A prison riot leads to the release of genetically engineered monsters on a distant planet, and spaceman Kane Sommerville (not the film's most ridiculous name) must break a quarantine to save his young daughter, assisted by escaped convict Sy Lombrok (there you go). The story is cut into "chapters" with breaks occurring the instant before a scene can achieve some kind of emotional or narrative beat.
The exasperating villains, including Rachel Griffiths as a space bureaucrat and Temuera Morrison as the space warden of space prison, give a lot of cold, indifferent speeches about evolution, perseverance and survival at all costs—bad-guy word salad like, "Don't fight it, don't fear it. Allow yourself to be the manifestation of the monster that I know lives inside your soul." Sweet Jesus, this movie.

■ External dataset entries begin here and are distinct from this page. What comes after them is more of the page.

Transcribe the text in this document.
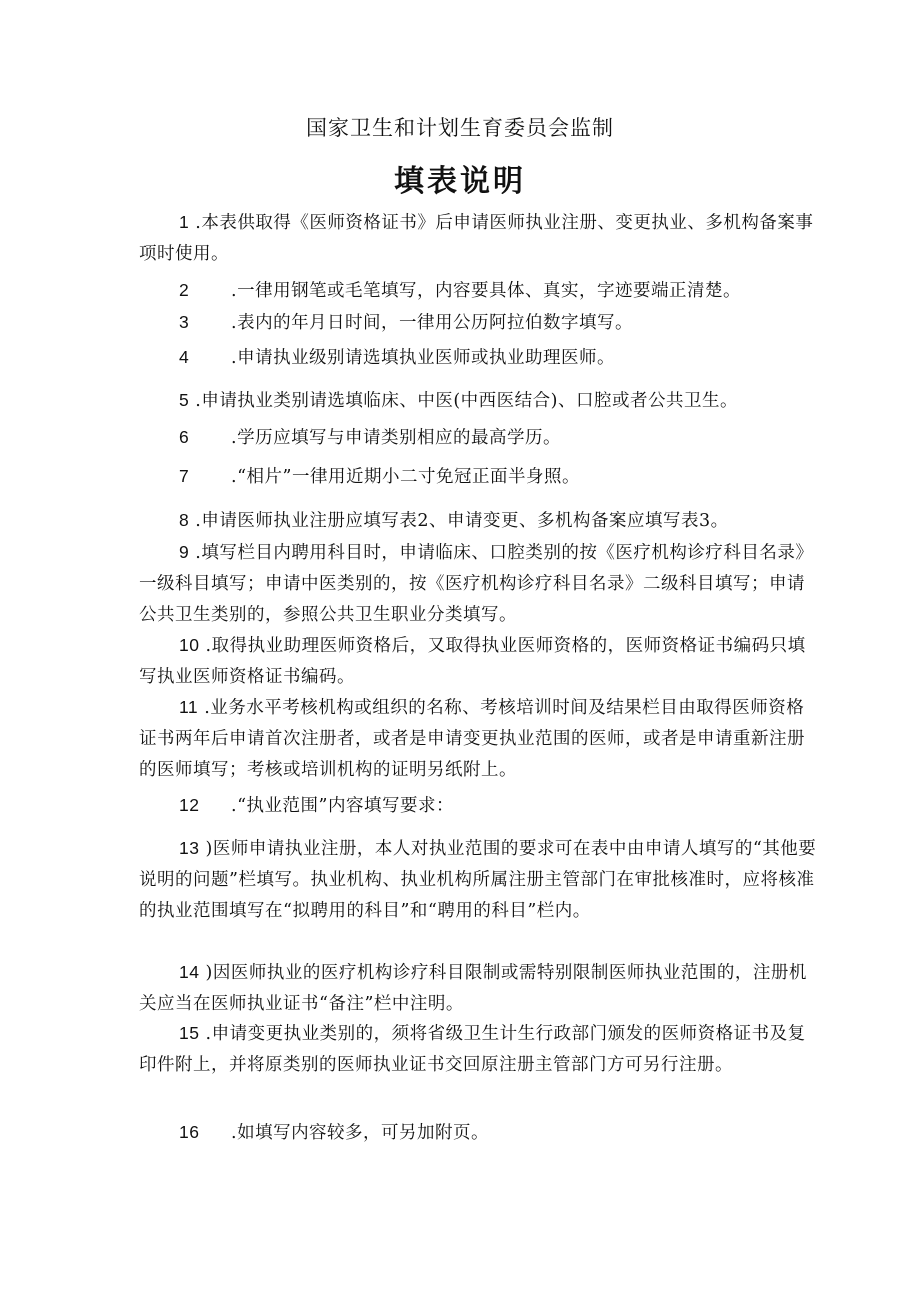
国家卫生和计划生育委员会监制
填表说明
1 .本表供取得《医师资格证书》后申请医师执业注册、变更执业、多机构备案事项时使用。
2 .一律用钢笔或毛笔填写，内容要具体、真实，字迹要端正清楚。
3 .表内的年月日时间，一律用公历阿拉伯数字填写。
4 .申请执业级别请选填执业医师或执业助理医师。
5 .申请执业类别请选填临床、中医(中西医结合)、口腔或者公共卫生。
6 .学历应填写与申请类别相应的最高学历。
7 .“相片”一律用近期小二寸免冠正面半身照。
8 .申请医师执业注册应填写表2、申请变更、多机构备案应填写表3。
9 .填写栏目内聘用科目时，申请临床、口腔类别的按《医疗机构诊疗科目名录》一级科目填写；申请中医类别的，按《医疗机构诊疗科目名录》二级科目填写；申请公共卫生类别的，参照公共卫生职业分类填写。
10 .取得执业助理医师资格后，又取得执业医师资格的，医师资格证书编码只填写执业医师资格证书编码。
11 .业务水平考核机构或组织的名称、考核培训时间及结果栏目由取得医师资格证书两年后申请首次注册者，或者是申请变更执业范围的医师，或者是申请重新注册的医师填写；考核或培训机构的证明另纸附上。
12 .“执业范围”内容填写要求：
13 )医师申请执业注册，本人对执业范围的要求可在表中由申请人填写的“其他要说明的问题”栏填写。执业机构、执业机构所属注册主管部门在审批核准时，应将核准的执业范围填写在“拟聘用的科目”和“聘用的科目”栏内。
14 )因医师执业的医疗机构诊疗科目限制或需特别限制医师执业范围的，注册机关应当在医师执业证书“备注”栏中注明。
15 .申请变更执业类别的，须将省级卫生计生行政部门颁发的医师资格证书及复印件附上，并将原类别的医师执业证书交回原注册主管部门方可另行注册。
16 .如填写内容较多，可另加附页。
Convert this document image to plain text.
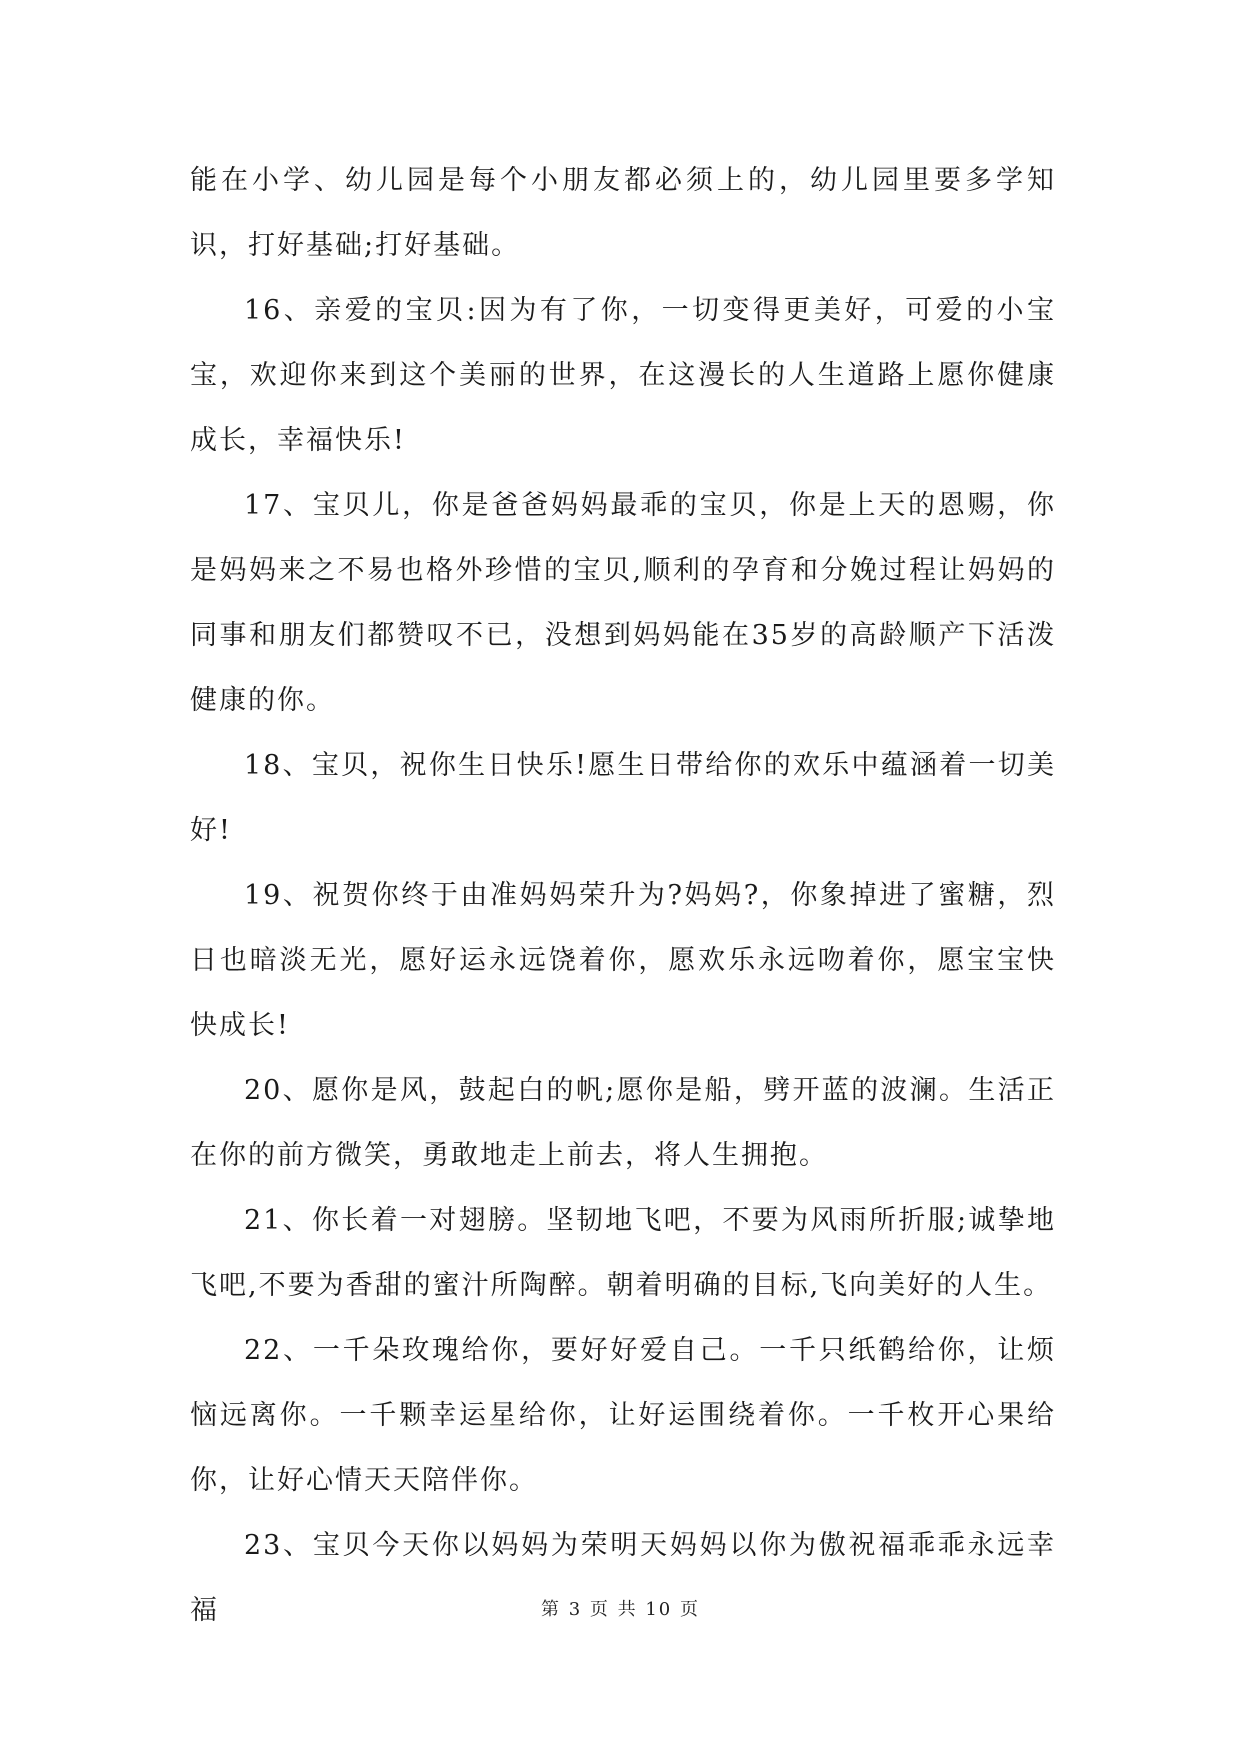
能在小学、幼儿园是每个小朋友都必须上的，幼儿园里要多学知识，打好基础;打好基础。

16、亲爱的宝贝:因为有了你，一切变得更美好，可爱的小宝宝，欢迎你来到这个美丽的世界，在这漫长的人生道路上愿你健康成长，幸福快乐!

17、宝贝儿，你是爸爸妈妈最乖的宝贝，你是上天的恩赐，你是妈妈来之不易也格外珍惜的宝贝,顺利的孕育和分娩过程让妈妈的同事和朋友们都赞叹不已，没想到妈妈能在35岁的高龄顺产下活泼健康的你。

18、宝贝，祝你生日快乐!愿生日带给你的欢乐中蕴涵着一切美好!

19、祝贺你终于由准妈妈荣升为?妈妈?，你象掉进了蜜糖，烈日也暗淡无光，愿好运永远饶着你，愿欢乐永远吻着你，愿宝宝快快成长!

20、愿你是风，鼓起白的帆;愿你是船，劈开蓝的波澜。生活正在你的前方微笑，勇敢地走上前去，将人生拥抱。

21、你长着一对翅膀。坚韧地飞吧，不要为风雨所折服;诚挚地飞吧,不要为香甜的蜜汁所陶醉。朝着明确的目标,飞向美好的人生。

22、一千朵玫瑰给你，要好好爱自己。一千只纸鹤给你，让烦恼远离你。一千颗幸运星给你，让好运围绕着你。一千枚开心果给你，让好心情天天陪伴你。

23、宝贝今天你以妈妈为荣明天妈妈以你为傲祝福乖乖永远幸福	第 3 页 共 10 页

But if there's one thing aspiring filmmakers can take away from The Osiris Child, it's this: Jules and Vincent talked about the quarter pounders of Amsterdam 23 goddamn years ago. We've been milking narrative nonlinearity for basically a quarter-century, and now its withered old teats are dry and squirting dust into the bucket. In 2017, telling a story contiguously from beginning to end would be edgy as fuck, the absolute spearhead of avant garde cinema.